|HARRISON, PHIL - Retired ARS Employee|
|CHATTERTON, N. - Retired ARS Employee|
|CREECH, J. - Utah State University|
Submitted to: Crop Science
Publication Type: Peer Reviewed Journal
Publication Acceptance Date: 2/19/2014
Publication Date: 9/1/2014
Citation: Jensen, K.B., P. Harrison, N.J. Chatterton, B.S. Bushman, J.E. Creech. 2014. Seasonal trends in nonstructural carbohydrates in cool- and warm- season grasses. Crop Science. 54:1-13.

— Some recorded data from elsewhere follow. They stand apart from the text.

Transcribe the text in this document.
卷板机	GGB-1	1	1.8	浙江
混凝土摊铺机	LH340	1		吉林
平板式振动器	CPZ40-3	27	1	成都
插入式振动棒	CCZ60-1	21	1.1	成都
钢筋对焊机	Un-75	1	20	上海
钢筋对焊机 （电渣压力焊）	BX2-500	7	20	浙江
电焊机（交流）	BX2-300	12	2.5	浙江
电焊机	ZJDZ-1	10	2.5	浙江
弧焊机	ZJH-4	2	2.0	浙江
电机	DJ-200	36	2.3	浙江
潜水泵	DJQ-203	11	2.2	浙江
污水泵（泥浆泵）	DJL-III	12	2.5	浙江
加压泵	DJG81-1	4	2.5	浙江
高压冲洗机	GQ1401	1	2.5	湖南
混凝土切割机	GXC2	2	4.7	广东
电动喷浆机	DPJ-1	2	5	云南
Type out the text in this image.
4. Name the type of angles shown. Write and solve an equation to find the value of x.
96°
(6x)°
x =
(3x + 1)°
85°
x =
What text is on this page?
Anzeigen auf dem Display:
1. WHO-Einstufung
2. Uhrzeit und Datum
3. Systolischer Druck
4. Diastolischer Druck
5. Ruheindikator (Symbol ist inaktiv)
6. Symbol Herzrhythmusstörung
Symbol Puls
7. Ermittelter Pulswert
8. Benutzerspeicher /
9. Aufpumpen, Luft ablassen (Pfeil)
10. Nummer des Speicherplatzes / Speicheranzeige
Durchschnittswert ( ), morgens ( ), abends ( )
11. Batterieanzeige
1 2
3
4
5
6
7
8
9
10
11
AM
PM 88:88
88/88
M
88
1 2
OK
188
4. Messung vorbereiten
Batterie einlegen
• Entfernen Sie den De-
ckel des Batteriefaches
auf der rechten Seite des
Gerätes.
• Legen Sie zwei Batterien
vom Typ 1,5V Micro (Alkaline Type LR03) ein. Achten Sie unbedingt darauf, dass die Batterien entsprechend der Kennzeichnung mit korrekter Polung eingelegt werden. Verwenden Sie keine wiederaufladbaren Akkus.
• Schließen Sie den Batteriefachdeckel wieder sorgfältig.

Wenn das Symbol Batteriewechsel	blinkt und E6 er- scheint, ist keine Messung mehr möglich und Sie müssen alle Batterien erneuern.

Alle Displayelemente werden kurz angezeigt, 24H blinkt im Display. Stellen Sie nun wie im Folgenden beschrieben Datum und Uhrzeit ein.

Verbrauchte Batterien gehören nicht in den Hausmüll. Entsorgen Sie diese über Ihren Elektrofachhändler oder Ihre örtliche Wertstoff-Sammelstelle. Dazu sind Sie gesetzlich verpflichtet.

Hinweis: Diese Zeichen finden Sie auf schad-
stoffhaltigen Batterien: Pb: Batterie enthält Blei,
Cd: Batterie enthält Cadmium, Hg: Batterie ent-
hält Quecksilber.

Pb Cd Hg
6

Interpretive Summary: Temperate cool-season forage grasses make a major contribution to the profitability of agriculture. In an attempt to increase forage intake by animals, grass breeders have developed cultivars with an increased ability to accumulate high concentrations of carbohydrates, which are generally considered advantageous, however, there are times during the growing season when increased carbohydrate levels, particularly fructan, has been associated with the increased incidence of equine laminitis. This study evaluates the effect of harvest date (May to November) on 13 cool- and two warm-season grass species in northern Utah as it relates to sugars (glucose, fructose, and sucrose), fructan, water-soluble carbohydrates (WSC), starch, and total nonstructural carbohydrate levels (TNC). Under the conditions of this study, considerable variation exists in the cool-season grasses for sugar, fructan, WSC, starch, and TNC concentrations to select for target nutritional levels based on livestock needs. For instance, of the high yielding irrigated pasture grasses such as meadow bromegrass had numerically lower overall sugar, fructan, WSC, starch, and TNC concentrations across harvest dates than the other grasses examined thus, it would be a species to consider if low sugar concentrations where the target for sugar sensitive grazing animals. Based only on TNC values, if a high TNC animal diet is desirable, then perennial ryegrass and timothy would be the species of choice. On pastures that are considered dryland or having limited irrigation, if with low contents of readily available carbohydrates is the desired feed, Sandberg bluegrass and tall wheatgrass would be species to consider.
Technical Abstract: Grass breeders have historically selected for and developed cultivar with an increased ability to accumulate high concentrations of nonstructural carbohydrates (NSC). While increases in NSC content of forages are generally considered advantageous, there are times during the growing season when increased NSC level, particularly fructan, has been associated with the increased incidence of equine laminitis. Hence, there is a need to better understand trends in sugars (glucose, fructose, and sucrose), fructan, water-soluble carbohydrates (WSC), starch, and total nonstructural carbohydrates (TNC) throughout the growing season as stockpiled forage. This study evaluated 13 cool- and two warm-season grass species once a month from May to November in northern Utah during 2004 and 2005 for sugars, fructan, WSC, starch, and TNC. Warm-season grasses had uniformly lower sugar, fructan, WSC, and TNC concentrations than cool-season grasses; however, they had dry matter yields (DMY) higher than cool-season grasses in August. Throughout the growing season if a high TNC diet is desired, then, of the grasses examined, perennial ryegrass and timothy would be the species of choice for irrigated pastures. However, if less TNC were desired then meadow bromegrass, which had the lower overall sugar, fructan, WSC, starch, and TNC concentrations, would be best. On pastures that are considered dryland or having limited irrigation, Sandberg bluegrass and tall wheatgrass had the lowest overall forage nutritional quality, while crested wheatgrass had excellent forage nutritional quality at maturity. Under the conditions of this study, there appears to be sufficient variation in the cool-season grasses for sugars, fructans, WSC, starch, and TNC concentration to select for targeted nutritional levels for an array of livestock needs.